Data Sharing in Credit Markets Publication Cover

The present study, presented in Brussels, analyses whether sharing more comprehensive data improves the functioning of credit markets in European countries. Assuming that mechanisms to share data do exist, does a higher comprehensiveness in the data collected matter for credit markets? The study answers this by firstly analysing whether higher comprehensiveness in the data collected by credit reference agencies (CRAs) in the EU-28 can impact credit markets, and secondly, by analysing to what extent the sharing of nontraditional data, that is, data not directly related to credit activities, can contribute to wellfunctioning credit markets. The study has been co-authored by top researchers from the Center for European Policy Studies (CEPS) / European Credit Research Institute (ECRI) and the University of Edinburgh.
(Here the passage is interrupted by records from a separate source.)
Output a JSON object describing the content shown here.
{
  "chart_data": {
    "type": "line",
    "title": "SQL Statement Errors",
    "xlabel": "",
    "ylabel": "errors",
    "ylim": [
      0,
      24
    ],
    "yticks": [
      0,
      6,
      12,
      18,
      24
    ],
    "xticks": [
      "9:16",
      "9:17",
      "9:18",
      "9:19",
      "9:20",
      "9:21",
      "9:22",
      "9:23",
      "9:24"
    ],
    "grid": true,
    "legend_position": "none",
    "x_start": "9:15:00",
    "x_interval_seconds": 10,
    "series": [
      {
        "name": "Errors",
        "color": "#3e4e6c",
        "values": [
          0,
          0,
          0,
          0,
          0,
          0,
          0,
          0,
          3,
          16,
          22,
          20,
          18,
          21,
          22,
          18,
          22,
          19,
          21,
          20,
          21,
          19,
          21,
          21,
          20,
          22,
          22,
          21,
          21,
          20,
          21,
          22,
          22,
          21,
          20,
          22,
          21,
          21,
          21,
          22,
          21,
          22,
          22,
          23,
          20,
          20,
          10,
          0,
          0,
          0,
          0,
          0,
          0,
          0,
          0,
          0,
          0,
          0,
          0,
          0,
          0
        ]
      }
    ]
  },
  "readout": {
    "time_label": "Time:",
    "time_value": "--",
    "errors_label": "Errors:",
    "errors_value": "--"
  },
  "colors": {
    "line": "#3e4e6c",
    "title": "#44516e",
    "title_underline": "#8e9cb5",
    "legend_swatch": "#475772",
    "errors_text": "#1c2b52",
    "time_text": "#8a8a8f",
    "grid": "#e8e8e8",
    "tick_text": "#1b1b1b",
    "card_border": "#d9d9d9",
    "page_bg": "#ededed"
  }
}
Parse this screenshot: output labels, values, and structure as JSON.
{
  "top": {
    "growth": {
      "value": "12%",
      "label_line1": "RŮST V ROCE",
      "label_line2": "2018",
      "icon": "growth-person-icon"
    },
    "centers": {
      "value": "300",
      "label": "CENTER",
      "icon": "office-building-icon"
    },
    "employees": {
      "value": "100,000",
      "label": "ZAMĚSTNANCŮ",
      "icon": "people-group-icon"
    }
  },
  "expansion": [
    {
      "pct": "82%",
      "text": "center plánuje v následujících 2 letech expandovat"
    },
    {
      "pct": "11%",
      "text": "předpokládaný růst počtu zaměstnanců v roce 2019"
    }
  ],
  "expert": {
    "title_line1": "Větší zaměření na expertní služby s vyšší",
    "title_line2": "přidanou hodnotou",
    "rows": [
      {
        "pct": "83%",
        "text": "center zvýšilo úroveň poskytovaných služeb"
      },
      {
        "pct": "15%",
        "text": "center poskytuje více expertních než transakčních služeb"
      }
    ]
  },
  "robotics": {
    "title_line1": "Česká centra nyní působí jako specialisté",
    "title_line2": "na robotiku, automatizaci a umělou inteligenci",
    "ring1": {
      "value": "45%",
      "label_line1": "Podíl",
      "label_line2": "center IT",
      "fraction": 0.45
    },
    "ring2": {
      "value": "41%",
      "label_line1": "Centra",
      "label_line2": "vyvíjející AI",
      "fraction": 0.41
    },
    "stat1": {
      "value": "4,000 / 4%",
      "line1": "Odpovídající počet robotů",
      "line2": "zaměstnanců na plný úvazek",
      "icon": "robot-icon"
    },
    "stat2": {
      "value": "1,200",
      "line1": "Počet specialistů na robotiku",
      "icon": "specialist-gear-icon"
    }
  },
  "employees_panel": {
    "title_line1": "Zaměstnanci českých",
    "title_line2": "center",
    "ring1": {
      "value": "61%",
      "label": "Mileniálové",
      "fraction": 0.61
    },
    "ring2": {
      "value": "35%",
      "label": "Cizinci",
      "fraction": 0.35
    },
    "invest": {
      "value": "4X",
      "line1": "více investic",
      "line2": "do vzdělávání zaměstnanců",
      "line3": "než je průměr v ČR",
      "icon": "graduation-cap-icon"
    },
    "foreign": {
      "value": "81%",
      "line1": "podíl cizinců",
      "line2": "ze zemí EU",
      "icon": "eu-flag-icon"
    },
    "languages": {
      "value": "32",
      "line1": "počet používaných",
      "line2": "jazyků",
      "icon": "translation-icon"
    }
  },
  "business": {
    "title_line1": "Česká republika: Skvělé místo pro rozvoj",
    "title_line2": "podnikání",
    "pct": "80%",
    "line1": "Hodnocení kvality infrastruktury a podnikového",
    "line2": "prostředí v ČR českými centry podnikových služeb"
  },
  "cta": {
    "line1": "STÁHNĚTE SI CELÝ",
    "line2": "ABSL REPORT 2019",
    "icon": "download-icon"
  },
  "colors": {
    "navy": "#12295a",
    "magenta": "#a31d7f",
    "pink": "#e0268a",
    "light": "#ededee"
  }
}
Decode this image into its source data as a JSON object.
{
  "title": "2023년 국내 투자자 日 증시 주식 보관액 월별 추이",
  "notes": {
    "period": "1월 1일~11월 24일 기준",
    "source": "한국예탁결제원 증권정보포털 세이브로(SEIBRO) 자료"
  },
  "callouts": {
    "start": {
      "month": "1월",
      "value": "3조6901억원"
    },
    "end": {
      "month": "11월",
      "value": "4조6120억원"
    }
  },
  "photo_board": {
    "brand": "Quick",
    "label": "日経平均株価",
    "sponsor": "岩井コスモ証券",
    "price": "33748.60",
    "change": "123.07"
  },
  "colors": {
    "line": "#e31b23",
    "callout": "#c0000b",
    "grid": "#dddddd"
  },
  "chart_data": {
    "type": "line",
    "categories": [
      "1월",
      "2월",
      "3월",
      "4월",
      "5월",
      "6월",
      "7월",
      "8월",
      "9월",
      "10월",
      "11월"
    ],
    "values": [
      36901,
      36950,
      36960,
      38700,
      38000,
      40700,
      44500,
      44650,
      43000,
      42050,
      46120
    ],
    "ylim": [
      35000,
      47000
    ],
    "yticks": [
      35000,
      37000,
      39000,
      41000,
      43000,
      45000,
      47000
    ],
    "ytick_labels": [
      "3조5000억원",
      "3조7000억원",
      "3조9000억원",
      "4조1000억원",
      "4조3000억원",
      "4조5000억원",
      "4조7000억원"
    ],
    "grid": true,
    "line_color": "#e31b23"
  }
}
Comments by the study's sponsor ACCIS, member of SME Finance Forum:

"This report is the outcome of an independent study that has been sponsored by ACCISThe study has tested two hypotheses:

  1. the more comprehensive the data in a credit reporting system, the better the functioning of credit markets in that country and the better the interest of consumers and lenders can be safeguarded; and
  2. non-traditional data sources can complement creditworthiness assessment for all types of borrowers and, in particular, for borrowers with “thin credit files” .

The originality and added value of the study is that, by adopting an econometric approach, the study is able to measure to what extent higher comprehensiveness in the data provided by credit reference agencies can impact credit markets. In particular, whether higher data comprehensiveness can impact a number of macroeconomic indicators, namely (i) financial inclusion, (ii) financial intermediation and (iii) the risk of missed repayments."